NO WRITER ATTRIBUTED

The sight of Massachusetts Hall, with its charred woodwork, its broken windows, and the surrounding litter of lathes and plaster gives that building a prominence which it has not enjoyed for seveveral generations. Massachusetts Hall has become a harmonious part of the landscape of the Yard. Like the elms, and the columms on University Hall it looks very nice in etchings; but its practical value has undergone a sad decline.

Massachusetts has become the attic of the University,--a place for tattered and unsightly odds and ends. Cluttered together in a maze of clapboard partitions and sagging stairways are the offices of the chief janitor, the headquarters of the college police, the carpenter shop of the 47 Workshop, and, in the left, the shabby offices of a few tutors in the department of Economics. Commendable institutions, unquestionably,--and yet they seem a trifle unworthy of the oldest and most beautiful building in the University.
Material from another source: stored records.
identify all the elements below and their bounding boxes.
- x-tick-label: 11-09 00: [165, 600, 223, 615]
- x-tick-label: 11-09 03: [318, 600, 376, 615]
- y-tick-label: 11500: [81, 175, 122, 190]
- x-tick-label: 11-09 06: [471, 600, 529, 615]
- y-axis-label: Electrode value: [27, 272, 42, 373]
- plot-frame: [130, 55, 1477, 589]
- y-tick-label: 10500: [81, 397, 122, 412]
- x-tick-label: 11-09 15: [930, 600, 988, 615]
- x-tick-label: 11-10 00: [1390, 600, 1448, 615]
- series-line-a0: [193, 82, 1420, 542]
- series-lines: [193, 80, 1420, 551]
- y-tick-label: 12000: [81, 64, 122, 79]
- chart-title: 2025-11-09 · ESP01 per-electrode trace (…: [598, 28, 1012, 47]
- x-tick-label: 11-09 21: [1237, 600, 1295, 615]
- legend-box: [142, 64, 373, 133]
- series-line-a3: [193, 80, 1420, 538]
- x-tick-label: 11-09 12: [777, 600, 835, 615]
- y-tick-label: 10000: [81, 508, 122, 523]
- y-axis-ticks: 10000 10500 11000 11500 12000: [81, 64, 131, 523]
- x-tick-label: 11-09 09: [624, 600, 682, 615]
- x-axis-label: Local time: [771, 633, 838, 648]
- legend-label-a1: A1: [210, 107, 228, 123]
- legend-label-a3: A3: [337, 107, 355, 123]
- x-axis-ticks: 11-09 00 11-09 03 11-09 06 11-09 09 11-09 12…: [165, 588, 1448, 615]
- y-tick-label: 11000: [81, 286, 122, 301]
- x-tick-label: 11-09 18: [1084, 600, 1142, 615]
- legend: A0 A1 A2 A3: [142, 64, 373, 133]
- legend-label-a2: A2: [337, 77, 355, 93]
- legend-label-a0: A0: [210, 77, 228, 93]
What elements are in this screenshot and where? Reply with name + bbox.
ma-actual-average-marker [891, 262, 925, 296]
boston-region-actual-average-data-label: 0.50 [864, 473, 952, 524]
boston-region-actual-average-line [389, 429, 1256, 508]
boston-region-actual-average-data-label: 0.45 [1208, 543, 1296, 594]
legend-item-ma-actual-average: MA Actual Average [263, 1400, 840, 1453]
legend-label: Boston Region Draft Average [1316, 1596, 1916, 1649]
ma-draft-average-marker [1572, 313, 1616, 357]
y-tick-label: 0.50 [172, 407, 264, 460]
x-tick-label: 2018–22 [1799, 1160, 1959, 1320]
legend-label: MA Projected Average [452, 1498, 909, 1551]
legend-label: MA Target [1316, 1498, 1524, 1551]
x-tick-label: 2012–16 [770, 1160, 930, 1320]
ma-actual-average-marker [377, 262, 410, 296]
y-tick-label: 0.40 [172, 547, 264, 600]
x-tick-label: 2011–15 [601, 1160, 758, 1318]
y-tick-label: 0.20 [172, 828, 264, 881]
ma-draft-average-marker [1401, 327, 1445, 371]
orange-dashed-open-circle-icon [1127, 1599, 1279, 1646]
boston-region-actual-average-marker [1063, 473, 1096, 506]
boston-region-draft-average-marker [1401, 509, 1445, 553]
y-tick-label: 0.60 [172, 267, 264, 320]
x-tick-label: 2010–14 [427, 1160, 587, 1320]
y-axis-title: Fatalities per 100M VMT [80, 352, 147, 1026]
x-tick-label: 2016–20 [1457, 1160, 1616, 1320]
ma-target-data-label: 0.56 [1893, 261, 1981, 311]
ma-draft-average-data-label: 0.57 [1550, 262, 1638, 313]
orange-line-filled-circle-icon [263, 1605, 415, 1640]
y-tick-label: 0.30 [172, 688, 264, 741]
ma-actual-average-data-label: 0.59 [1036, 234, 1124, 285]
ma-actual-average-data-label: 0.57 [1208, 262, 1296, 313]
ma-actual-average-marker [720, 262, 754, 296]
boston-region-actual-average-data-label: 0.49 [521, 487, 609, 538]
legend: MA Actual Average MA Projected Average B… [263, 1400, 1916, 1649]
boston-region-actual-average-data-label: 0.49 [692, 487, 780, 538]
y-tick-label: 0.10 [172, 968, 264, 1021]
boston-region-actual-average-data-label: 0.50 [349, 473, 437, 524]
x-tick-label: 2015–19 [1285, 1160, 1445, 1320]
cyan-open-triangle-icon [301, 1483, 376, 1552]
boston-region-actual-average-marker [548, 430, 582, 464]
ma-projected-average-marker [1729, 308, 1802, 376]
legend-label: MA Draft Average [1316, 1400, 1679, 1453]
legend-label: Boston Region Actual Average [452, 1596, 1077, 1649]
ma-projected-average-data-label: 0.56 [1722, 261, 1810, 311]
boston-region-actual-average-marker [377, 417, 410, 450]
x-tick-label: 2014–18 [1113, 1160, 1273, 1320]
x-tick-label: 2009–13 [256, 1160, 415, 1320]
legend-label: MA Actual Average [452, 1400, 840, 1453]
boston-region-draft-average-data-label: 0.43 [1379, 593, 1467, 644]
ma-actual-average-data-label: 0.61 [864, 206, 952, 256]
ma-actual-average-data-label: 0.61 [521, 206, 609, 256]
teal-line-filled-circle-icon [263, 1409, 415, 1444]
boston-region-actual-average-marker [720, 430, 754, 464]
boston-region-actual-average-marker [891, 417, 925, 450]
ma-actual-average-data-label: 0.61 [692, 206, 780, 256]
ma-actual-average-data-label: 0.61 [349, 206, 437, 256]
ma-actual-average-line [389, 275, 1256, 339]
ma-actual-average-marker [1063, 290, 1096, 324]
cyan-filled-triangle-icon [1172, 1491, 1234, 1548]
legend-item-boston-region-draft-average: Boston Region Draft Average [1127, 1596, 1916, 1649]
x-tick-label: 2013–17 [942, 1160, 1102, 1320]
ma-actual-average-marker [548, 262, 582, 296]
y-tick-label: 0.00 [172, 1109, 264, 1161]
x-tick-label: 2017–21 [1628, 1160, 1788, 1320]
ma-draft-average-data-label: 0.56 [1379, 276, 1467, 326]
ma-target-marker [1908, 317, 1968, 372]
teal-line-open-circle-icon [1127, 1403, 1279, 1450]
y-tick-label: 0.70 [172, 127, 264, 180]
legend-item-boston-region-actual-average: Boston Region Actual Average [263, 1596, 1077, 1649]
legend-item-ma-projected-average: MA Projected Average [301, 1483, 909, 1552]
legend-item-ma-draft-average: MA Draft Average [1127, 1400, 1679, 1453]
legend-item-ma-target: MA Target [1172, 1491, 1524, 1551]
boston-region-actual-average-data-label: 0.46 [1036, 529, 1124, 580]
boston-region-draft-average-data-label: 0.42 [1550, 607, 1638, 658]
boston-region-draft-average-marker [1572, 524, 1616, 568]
That Massachusetts Hall, after two centuries of service should be put to such menial use shows a strange lack of appreciation. The building deserves a peaceful and honorable old age, certainly not one of ignominious drudgery.

There has been much pleasant albeit futile talk about a War Memorial for Harvard's dead in the World War, and sketches and models have been submitted of monstrous obelisks, carillons, chapels, and what not. But a memorial of truer devotion and fuller sincerity would be the restoration of Massachusetts Hall to its former beauty. The rubbish of flimsy offices and temporary staircases could be cleared away. Instead of this gloomy miscellany, a colonial interior would be furnished with old-fashioned furniture, old books, and portraits, perhaps, of the founders of the University. Here, too, could be kept the relics of the earlier University, now for the most part buried unknown in the vaults of Widener. Massachusetts Hall might become inside, as it now is without, typical of the founders of Harvard; its rebirth and refitting would be a more significant and suitable memorial of Harvard's dead than any conceivable monument.